As you may have surmised from a previous post, I am funny about rocks. Particularly Barbadian rocks. Ants too, but that’s another story.
My island is a rock. It sits on the spine of an evolved accretionary prism termed the “Barbados Ridge”, and is almost totally sedimentary.
I got hooked on rocks as a child when I saw and tried a gutterperk. I have never seen the word spelled so I am using my best phonetics. A gutterperk is a small hand-held toy weapon, well more of a weapon than a toy, based on the mediaeval catapults like mangonel and trebuchet.
By some definition, a gutterperk is a Barbadian word for slingshot. Barbadians hardly ever say slingshot. It is gutterperk, or at times catapult. I prefer gutterperk. It connotes to me the barbarity and effectiveness of the weapon in skilled hands. I would be more afraid of an old-time Bajan with a gutterperk than some lad with a gun.
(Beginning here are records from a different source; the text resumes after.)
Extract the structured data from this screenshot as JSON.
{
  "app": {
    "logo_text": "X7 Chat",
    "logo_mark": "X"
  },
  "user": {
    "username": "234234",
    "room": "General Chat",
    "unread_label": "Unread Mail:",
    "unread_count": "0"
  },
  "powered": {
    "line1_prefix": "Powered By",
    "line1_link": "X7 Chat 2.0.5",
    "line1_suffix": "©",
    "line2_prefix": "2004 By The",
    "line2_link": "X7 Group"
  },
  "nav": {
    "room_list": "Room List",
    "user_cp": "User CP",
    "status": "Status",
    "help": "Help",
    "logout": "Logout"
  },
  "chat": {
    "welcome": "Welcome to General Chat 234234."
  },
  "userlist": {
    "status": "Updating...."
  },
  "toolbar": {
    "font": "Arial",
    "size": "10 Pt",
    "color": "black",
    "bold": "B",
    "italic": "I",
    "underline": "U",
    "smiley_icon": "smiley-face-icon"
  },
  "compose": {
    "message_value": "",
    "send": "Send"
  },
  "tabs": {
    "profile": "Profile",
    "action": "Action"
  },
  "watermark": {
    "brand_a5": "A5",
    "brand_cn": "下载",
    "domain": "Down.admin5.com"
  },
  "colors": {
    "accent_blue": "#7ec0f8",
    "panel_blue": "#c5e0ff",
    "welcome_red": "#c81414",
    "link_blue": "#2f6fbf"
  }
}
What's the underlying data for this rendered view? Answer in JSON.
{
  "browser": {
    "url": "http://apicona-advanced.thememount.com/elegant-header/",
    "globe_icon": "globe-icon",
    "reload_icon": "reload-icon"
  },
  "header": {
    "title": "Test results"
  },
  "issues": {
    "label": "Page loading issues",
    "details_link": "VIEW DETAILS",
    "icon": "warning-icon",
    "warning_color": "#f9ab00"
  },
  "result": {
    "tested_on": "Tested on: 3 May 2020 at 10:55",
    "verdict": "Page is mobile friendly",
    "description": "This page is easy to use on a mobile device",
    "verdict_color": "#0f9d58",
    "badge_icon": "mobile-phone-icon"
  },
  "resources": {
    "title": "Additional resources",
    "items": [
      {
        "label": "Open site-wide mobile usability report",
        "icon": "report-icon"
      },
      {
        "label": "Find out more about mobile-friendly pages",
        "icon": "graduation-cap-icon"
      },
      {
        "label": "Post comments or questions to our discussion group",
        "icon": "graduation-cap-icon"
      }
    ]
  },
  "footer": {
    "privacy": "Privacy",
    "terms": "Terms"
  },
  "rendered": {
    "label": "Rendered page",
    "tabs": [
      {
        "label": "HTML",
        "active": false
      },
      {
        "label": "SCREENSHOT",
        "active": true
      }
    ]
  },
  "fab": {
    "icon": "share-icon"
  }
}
I had seen rocks and stones lying around and watched as foundations were laid with larger ones, but not until the gutterperk days of my youth did I become a rock studier. Oh yeah, I have eaten a few as a child and was very amused when I noticed recently that my puppy likes them too.
Gutterperks and rock-stones went hand in hand. You could take out an eye (happened to a kid in our neighbourhood) or even knock yourself out if you were not skilled and/or it was not properly made. All gutterperks were personal and home crafted to suit the wielder. The main thing for me though, you had to know your rock-stones.
Rocks in Barbados are mainly reef and coral formed (limestone), sandstone or what scientists call oceanic. My study of rocks however was not based on geology, but on warfare.
What was the best weight, which had the better ridges, and which could I effectively use in my gutterperk? Thankfully I killed no one, not even a bird – a favourite target after humans and fruit. Oh yes, it took a mean skill to fall a mango or golden apple from a tree with a gutterperk.
I grew up and put away childish warmongering, but my delight in getting to know rocks remained.
I no longer have a desire to eat them. I still get pleasure, though, from observing and handling them, and studying their shapes and forms. Now I also love to take photos of them.